Getting hold of the cM locations for each marker can be tricky, but there are good approximations. The genetic distance (cM) does not scale linearly with the physical distance (bp) because, apart from the minor mathematical discrepancy, different regions of the genome have different rates of recombination. Nonetheless, if you have bp positions but not ready access to the genetic distances, then an imperfect but often useful tactic is simply to rescale based on global lengths. For example, in mouse 2Mb = 1cM approximately, so dividing the bp by 2 million gives a workable cM scale. Regardless of whether you base your marker cM on an actual genetic map or on a rescaled bp, be sure to avoid markers on the same chromosome having identical locations (implying a zero distance) or markers on the same chromosome have locations that are distinguishable by only the 5th (or higher) decimal place, since computationally this can lead to truncation-to-zero or numerical instability in the Happy code. In avoiding these pitfalls you may need to space apart the locations of markers that are tightly clustered, but unlike the alternatives this will have a negligible impact on the fidelity of the HMM inference.

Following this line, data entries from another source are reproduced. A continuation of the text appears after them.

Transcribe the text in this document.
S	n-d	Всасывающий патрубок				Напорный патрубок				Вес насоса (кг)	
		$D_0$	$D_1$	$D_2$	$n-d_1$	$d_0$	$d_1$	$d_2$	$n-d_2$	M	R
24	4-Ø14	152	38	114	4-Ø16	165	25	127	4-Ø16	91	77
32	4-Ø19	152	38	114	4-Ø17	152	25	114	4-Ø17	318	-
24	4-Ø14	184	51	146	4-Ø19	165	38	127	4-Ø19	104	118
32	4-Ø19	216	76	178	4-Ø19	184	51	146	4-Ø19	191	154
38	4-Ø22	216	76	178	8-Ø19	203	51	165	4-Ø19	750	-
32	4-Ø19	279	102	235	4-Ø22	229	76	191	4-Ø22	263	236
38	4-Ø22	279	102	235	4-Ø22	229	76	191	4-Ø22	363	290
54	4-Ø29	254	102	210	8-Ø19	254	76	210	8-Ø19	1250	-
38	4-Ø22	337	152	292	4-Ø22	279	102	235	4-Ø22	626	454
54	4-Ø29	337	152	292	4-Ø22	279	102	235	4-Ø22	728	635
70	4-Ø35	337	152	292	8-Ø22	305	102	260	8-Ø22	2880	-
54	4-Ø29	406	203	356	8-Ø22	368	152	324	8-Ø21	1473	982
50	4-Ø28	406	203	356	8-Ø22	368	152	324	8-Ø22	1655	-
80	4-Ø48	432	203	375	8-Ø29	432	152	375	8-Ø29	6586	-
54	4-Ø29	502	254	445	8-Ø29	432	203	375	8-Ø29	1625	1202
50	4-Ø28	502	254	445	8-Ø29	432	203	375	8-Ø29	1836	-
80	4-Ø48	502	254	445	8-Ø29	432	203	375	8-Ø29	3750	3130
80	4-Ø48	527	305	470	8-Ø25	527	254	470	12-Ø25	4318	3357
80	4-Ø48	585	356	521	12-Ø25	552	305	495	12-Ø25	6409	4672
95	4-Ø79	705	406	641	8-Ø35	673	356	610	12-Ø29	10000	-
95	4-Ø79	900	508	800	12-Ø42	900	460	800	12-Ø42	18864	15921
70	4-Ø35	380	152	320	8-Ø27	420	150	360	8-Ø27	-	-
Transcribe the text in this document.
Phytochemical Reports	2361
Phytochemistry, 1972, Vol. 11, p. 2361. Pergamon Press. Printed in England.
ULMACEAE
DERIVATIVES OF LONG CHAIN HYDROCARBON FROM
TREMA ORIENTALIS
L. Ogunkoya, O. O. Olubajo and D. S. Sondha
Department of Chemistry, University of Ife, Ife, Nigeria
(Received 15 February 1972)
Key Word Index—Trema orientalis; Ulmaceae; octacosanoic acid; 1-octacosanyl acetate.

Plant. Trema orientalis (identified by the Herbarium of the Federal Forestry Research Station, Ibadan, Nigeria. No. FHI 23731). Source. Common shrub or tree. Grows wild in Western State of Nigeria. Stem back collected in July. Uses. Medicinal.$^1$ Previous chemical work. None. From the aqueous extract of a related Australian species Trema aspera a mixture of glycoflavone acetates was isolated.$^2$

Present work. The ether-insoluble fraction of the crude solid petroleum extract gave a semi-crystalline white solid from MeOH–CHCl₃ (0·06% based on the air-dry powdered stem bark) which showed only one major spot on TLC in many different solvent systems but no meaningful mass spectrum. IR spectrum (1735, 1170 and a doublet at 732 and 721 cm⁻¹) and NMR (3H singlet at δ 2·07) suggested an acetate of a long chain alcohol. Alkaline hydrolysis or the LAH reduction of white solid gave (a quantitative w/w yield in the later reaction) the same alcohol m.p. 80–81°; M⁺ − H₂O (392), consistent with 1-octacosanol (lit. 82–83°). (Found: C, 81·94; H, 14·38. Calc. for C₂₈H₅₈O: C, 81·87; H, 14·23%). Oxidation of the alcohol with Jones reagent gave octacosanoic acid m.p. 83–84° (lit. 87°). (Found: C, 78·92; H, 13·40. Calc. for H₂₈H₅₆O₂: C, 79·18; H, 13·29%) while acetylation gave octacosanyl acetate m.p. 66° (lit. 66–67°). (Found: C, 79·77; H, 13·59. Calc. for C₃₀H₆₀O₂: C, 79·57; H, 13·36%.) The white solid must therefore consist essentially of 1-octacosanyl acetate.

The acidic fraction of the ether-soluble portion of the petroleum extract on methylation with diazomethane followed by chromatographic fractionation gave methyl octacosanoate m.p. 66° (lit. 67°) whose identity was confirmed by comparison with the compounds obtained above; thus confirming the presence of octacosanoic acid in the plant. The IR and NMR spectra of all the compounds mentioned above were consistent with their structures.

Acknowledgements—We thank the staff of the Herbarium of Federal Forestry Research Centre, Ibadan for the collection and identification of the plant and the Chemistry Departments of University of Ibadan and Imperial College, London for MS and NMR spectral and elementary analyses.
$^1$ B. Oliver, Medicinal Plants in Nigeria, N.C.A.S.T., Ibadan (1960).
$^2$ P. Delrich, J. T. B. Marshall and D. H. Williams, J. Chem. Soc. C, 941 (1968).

Failure to account for genotyping error: [to do]

Fitting of overcomplex models to small data sets: [to do]

• I’m using a random effect and I get an error about Downdated X’X:

Error in mer_finalize(ans) : Downdated X'X is not positive definite, 10.
Warning in general.scan(h, data = d$pdata, markers = markers, null.formula = d$scan.options\$null.formula,:
Warning: could not fit alternative model for D1Rat32

This problem usually arises because the design matrix specifying genetic effects at a locus is multicollinear (ie, the matrix has d columns and therefore purports to be d-dimensional, but the data in the matrix can actually fit into a >d-dimensional space; see Appendix B of Valdar09) and the random effects software used to fit the model cannot work around this multicollinearity. In this case, you have to help the software by reducing the dimensionality of the locus matrix using the reduce.dmat option in scan.function.options .

## References¶

 [Johnsen11] Johnsen AK, Valdar W, Golden L, Ortiz-Lopez A, Hitzemann R, Flint J, Mathis D, Benoist C (2011) Genetics of arthritis severity: a genome-wide and species-wide dissection in HS mice. Arthritis & Rheumatism 63(9):2630-2640. PMID:21565963
 [Mott00] Mott R, Talbot CJ, Turri MG, Collins AC, Flint, J (2000) A method for fine mapping quantitative trait loci in outbred animal stocks. Proceedings of the National Academy of Sciences of the United States of America, 97(23), 12649-54.
 [SolbergWoods10] Solberg Woods L, Holl K, Tschannen M, Valdar W (2010) Fine-mapping a locus for glucose tolerance using heterogeneous stock rats. Physiological Genomics 41(1):102-8. PMCID:PMC2841497.
 [Valdar06] Valdar W, Solberg LC, Gaugier D, Burnett S, Klenerman P, Cookson WO, Taylor M, Rawlins JNP, Mott R, Flint J (2006) Genome-wide genetic association of complex traits in outbred mice. Nature Genetics 38(8):879-87. PMID:16832355
 [Valdar09] Valdar W, Holmes CC, Mott R, Flint J (2009) Mapping in structured populations by resample model averaging. Genetics 182(4):1263-77.
 [Yalcin05] Yalcin B, Flint J, Mott R (2005) Using progenitor strain information to identify quantitative trait nucleotides in outbred mice. Genetics, 171(2), 673-81.